Miguel Ferrari
EFE

El director y actor venezolano Miguel Ferrari pone sobre la mesa el debate de la gestación subrogada en su nueva película La noche de las dos lunas. El drama fue seleccionado para representar a Venezuela en la carrera por el Oscar. Su estreno mundial será en España el 30 de agosto.

La película, de producción hispanovenezolana, está rodada en Caracas, concretamente en el Ávila. El macizo montañoso enlaza su cima (el pueblo de Galipán) con la ciudad a través de un teleférico, aunque el director aspira a la universalidad de su historia y a que cualquiera se pueda ver reflejado en ella.

Así lo afirma en una entrevista con Efe el cineasta venezolano. Ferrari dijo que quería tratar el tema de la maternidad y los diferentes tipos de familias, pero a través de las emociones personales de las dos protagonistas −Mariaca Semprún y Prakriti Maduro.

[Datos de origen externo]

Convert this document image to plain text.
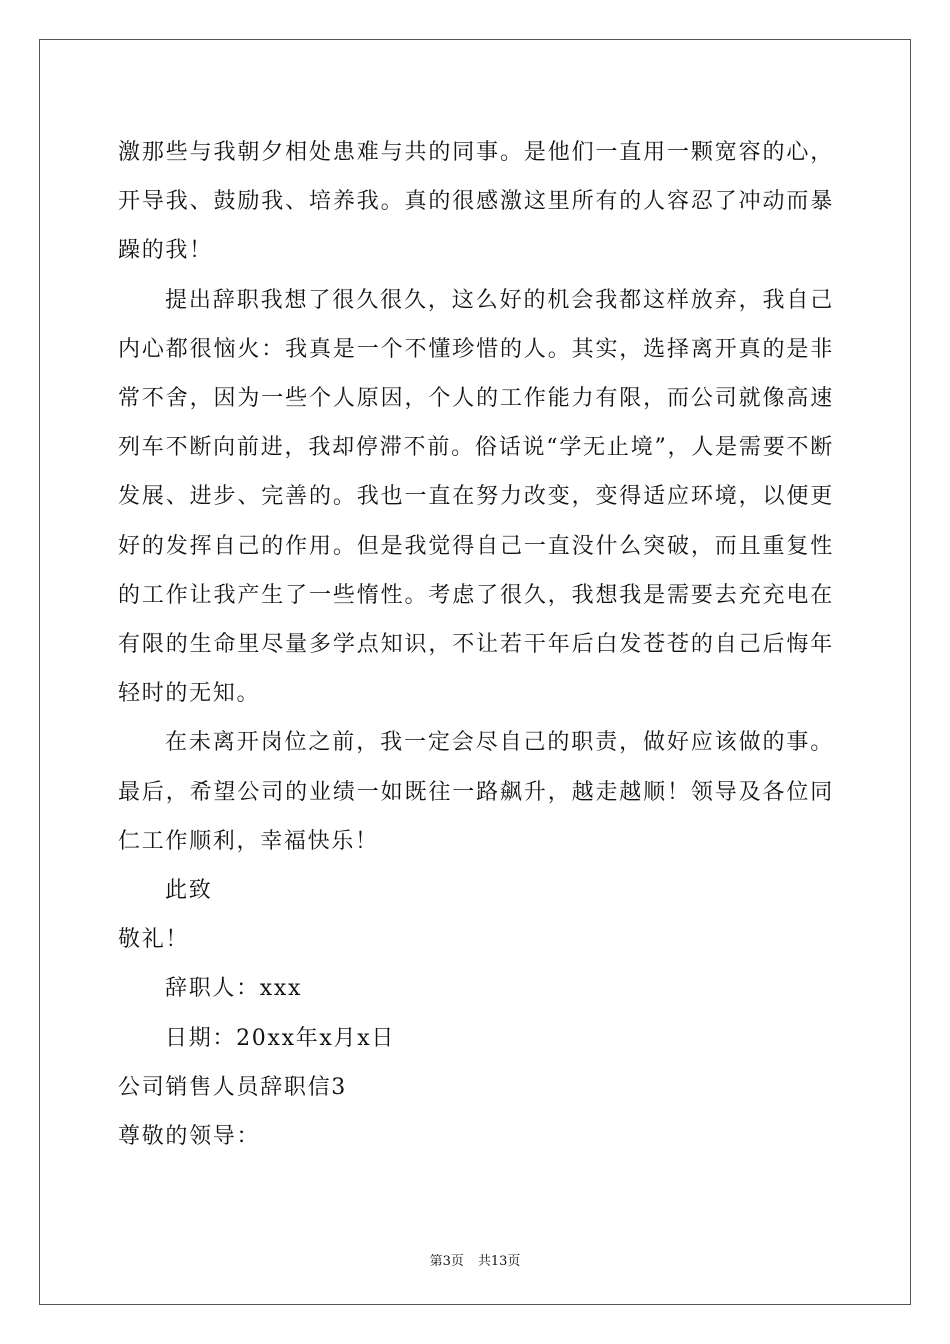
激那些与我朝夕相处患难与共的同事。是他们一直用一颗宽容的心，开导我、鼓励我、培养我。真的很感激这里所有的人容忍了冲动而暴躁的我！

提出辞职我想了很久很久，这么好的机会我都这样放弃，我自己内心都很恼火：我真是一个不懂珍惜的人。其实，选择离开真的是非常不舍，因为一些个人原因，个人的工作能力有限，而公司就像高速列车不断向前进，我却停滞不前。俗话说“学无止境”，人是需要不断发展、进步、完善的。我也一直在努力改变，变得适应环境，以便更好的发挥自己的作用。但是我觉得自己一直没什么突破，而且重复性的工作让我产生了一些惰性。考虑了很久，我想我是需要去充充电在有限的生命里尽量多学点知识，不让若干年后白发苍苍的自己后悔年轻时的无知。

在未离开岗位之前，我一定会尽自己的职责，做好应该做的事。最后，希望公司的业绩一如既往一路飙升，越走越顺！领导及各位同仁工作顺利，幸福快乐！

此致

敬礼！

辞职人：xxx

日期：20xx年x月x日

公司销售人员辞职信3

尊敬的领导：

第3页 共13页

«La legislación se ha quedado anticuada, mientras que la ingeniería genética ha avanzado mucho, así que es un tema sobre el que hay que hablar con urgencia. Para mí era muy interesante ver qué nos parecía más importante, si lo afectivo o lo biológico, en ese nuevo concepto evolucionado de las familias», cuenta Ferrari.

El cineasta presenta su cinta apoyándose en una cita en la que revela que «hay estrellas que nacen en el agua y niños que nacen de suspiros».

«Cuentan que una noche Marte estuvo tan cerca de la Tierra que podían verse en el cielo dos lunas, esa fue la noche en que nació, la noche de las dos lunas», dice Ferrari al comienzo de su segunda película tras ganar el único Goya de Venezuela con Azul y no tan rosa (2014).

La historia

La noche de las dos lunas narra la historia de Federica (Maduro). La joven decide tener un hijo gracias a la ayuda de su mejor amigo, que es homosexual, y de otra pareja que no consigue quedar embarazada. En la clínica de fecundación se produce un error y se intercambian los embriones de las dos parejas. El hecho sucedió en un centro asistencial de Italia e impactó al director.

«Pero más allá de lo que digan las leyes, lo que más me interesó es la relación interpersonal, lo que sucedía entre ambas parejas, qué es lo que ocurría dentro de ellos en esta situación límite», se pregunta Ferrari.

El director venezolano acompaña a sus protagonistas mostrando sus inquietudes o, incluso, sus dudas sobre una realidad que les sobrepasa pero a la que deben hacer frente.

En este sentido, Semprún dijo que se siente identificada con su personaje y que también llegaría a una situación límite como ella si se tratara de su hijo: «Yo creo que buscaría a la otra chica y le diría: ‘Vamos a hablar, vamos a conversar, es un ser humano el que viene. ¿Qué vamos a hacer? Si yo soy la madre genética y tú la que lo porta, ¿cómo podemos hacer para poder participar las dos de ello?», apunta.

El reparto y sus detalles

El reparto de la película se completa con Luis Gerónimo Abreu, Albi De Abre y con los españoles Juan Jesús Valverde y María Barranco. Esta última, en su papel de vieja diva de la televisión con toques almodovarianos. Es ella la que pone el punto cómico y rebaja la tensión de una película llena de drama.

En la cinta, Ferrari cuida hasta el más mínimo detalle y utiliza los colores y la composición de planos para describir las sensaciones de los personajes. «El lugar donde sucede la trama final de la película era idóneo, con el clímax que quería para mostrar esa tensión de las dos protagonistas. Era una noche cerrada y con un gran vacío bajo ellas», aclara el venezolano.

En cuanto a los premios Goya del próximo año, el cineasta bromeó y dijo que cuenta con competir y poder repetir el galardón a Mejor Película Iberoamericana. Confesó que, de momento, para él su fecha importante es el día 30, el día de su estreno.